Body Labs’ ability to create accurate 3D models of the human body using data captured from a variety of sources will be expanded with the addition of U.S. Patents 9,189,886 B2 and 2013/0249908 A1. The patents include proprietary technology developed using research conducted by computer vision scientist Michael J. Black that allows the generation of 3D avatars capable of realistic and anatomically accurate movements and poses using a statistical model of human shape, pose and motion. The Body Labs process uses machine learning algorithms and a comprehensive set of human shapes and poses to convert measurements or scans into statistically-accurate body geometries.
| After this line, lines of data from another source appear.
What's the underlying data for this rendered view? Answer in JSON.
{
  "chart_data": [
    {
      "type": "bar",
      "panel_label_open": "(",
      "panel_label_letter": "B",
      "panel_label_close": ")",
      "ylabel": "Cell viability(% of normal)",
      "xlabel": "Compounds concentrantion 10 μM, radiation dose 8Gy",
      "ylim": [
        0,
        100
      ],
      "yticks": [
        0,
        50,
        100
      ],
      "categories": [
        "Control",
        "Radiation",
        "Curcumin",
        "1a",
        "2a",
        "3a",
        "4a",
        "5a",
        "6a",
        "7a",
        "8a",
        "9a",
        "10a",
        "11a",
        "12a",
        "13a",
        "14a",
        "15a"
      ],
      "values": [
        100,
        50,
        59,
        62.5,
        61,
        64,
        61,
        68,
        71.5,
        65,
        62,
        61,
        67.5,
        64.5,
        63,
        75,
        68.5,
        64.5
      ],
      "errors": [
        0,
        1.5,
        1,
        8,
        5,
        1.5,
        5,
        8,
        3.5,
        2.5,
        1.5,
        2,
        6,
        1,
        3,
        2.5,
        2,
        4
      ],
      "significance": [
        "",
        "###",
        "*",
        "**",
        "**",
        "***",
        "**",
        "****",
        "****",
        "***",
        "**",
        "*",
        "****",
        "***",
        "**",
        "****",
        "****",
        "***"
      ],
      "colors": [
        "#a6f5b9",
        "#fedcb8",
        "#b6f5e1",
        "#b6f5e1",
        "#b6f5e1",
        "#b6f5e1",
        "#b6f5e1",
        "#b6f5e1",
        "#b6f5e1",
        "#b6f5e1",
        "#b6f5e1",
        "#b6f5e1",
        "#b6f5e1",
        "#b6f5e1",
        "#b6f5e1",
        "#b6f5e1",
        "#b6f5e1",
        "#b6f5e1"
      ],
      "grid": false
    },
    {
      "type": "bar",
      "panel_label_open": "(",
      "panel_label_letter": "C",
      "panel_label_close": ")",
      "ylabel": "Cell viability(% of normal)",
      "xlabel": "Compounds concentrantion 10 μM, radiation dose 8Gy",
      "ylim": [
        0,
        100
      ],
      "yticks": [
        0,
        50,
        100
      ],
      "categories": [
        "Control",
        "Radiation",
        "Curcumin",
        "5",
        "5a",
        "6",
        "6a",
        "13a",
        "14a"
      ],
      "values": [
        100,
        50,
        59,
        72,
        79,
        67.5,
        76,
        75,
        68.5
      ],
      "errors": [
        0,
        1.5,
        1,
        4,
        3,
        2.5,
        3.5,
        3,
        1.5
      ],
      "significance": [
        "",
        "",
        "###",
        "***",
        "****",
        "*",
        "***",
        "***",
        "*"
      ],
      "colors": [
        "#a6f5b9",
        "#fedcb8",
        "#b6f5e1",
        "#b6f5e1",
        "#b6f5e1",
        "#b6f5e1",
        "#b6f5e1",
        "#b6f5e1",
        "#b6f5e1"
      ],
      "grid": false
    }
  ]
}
Fans of H.G. Wells may recall an amazing display that showed little figures modeling clothing to aid customers in selecting clothing mentioned in his 1899 story When the Sleeper Wakes:
He opened the roller with a quick movement, and a confusion of brilliant fabrics poured out over his knees. "You lived, Sire, in a period essentially cylindrical -- the Victorian. With a tendency to the hemisphere in hats. Circular curves always. Now --" He flicked out a little appliance the size and appearance of a keyless watch, whirled the knob, and behold -- a little figure in white appeared kinetoscope fashion on the dial, walking and turning. The tailor caught up a pattern of bluish white satin. "That is my conception of your immediate treatment," he said...
"In your days they showed you a fashion-plate," said the tailor," but this is our modern development See here." The little figure repeated its evolutions, but in a different costume. "Or this," and with a click another small figure in a more voluminous type of robe marched on to the dial.